Giving Blood

The quick pinprick
                        opens the smallest
            window in my skin,
the needle tapped
                        into my arm to begin

            the long glide
into the surrogate
                        vein, liquid poppy
            coiling the tube.

A curtain away,
                        a man is absolutely
            delirious, at least

that’s how it sounds
                        from his protest
            that he don’t want
the blood of—
you fill in the blank:

            a spic, a rag head, a fag—
to pollute his straight, white heart.
                        He works up a storm
            of curses, is all

scold & back-talk,
                        & heads start to turn
            when he threatens

to jet for the door,
                        but instead—
            he’s lost his breath—
he collapses
                        & I hear the cot

            take his weight.
Even from here,
                        my arm cool
            with alcohol,

the artery swollen,
                        the pint siphoned off
            to its pouch,

I can tell he’s in bad
                        shape—I’m thinking car
            accident, more than a brawl—
& before I know it
                        part of my life’s been

            wheeled away
to be bar-coded,
                        refrigerated, then drawn
            into another body

where it’ll flood
                        muscles, remember
            how to glide

in its favorite commute—
                        the u-turn at fingertip,
            the tug back
to the heart.

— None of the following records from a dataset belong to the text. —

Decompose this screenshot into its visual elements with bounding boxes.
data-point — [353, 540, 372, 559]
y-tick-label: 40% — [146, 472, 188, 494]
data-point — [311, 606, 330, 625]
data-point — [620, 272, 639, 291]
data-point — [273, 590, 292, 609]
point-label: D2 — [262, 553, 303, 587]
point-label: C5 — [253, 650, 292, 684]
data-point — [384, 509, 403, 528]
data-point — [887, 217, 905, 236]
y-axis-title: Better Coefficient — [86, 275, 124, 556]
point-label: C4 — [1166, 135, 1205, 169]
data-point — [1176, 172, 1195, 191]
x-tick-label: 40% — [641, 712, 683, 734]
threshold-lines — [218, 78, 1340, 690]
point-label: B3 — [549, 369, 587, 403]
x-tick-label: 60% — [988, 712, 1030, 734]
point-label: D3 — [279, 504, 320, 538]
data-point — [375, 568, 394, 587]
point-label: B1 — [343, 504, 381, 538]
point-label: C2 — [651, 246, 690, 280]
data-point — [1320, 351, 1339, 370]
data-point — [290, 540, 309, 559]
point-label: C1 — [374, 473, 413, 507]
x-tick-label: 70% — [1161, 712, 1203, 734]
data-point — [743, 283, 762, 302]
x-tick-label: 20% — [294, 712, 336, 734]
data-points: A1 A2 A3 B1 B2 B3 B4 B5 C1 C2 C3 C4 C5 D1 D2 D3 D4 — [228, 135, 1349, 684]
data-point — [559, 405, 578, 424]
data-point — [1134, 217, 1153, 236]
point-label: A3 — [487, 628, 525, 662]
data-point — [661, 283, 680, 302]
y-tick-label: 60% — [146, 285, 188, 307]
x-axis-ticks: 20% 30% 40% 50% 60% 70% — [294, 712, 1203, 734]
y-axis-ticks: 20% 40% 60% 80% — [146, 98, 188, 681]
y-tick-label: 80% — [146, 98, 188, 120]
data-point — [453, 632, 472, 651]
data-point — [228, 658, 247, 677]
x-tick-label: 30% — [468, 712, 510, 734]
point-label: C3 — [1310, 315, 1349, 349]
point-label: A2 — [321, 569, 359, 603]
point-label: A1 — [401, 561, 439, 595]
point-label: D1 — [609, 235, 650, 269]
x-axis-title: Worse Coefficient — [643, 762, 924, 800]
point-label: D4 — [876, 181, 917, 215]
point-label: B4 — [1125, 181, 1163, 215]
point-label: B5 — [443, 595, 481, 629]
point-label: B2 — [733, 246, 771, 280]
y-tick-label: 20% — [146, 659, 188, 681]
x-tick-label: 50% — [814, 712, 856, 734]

Repeat.
                        Repeat. Hands off,

            the man yells. I wasn’t
dragged into this hole
                        to be
infected!
            I walked in here

to give away
                        the most valuable
            thing I hold,

to spread myself out
                        so I’d walk the street
            & wonder if part of me
was with the girl
                        on the bench with angel

            inked across her shoulders
or maybe the man straddling the Avenue
                        swinging his cane like
            he’s gonna hit the next cab

out of the park. But for all I know
                        my blood’ll pulse
            through this man’s sour tongue,

& for a moment I want
                        that bag of my life
            back. Then I recall
how my blood
                        isn’t my own, how—

            transfusion after transfusion
at birth—I was delivered
                        into embrasure,
            a mix of race

& creed colliding
                        in my cells. So now
            I want that crowd

sluicing inside this man,
                        want transfer
            & mixture unending
until—at least in our cells—
                        we won’t be able

            to tell who’s who,
until we’re all gliding
                        each other’s veins.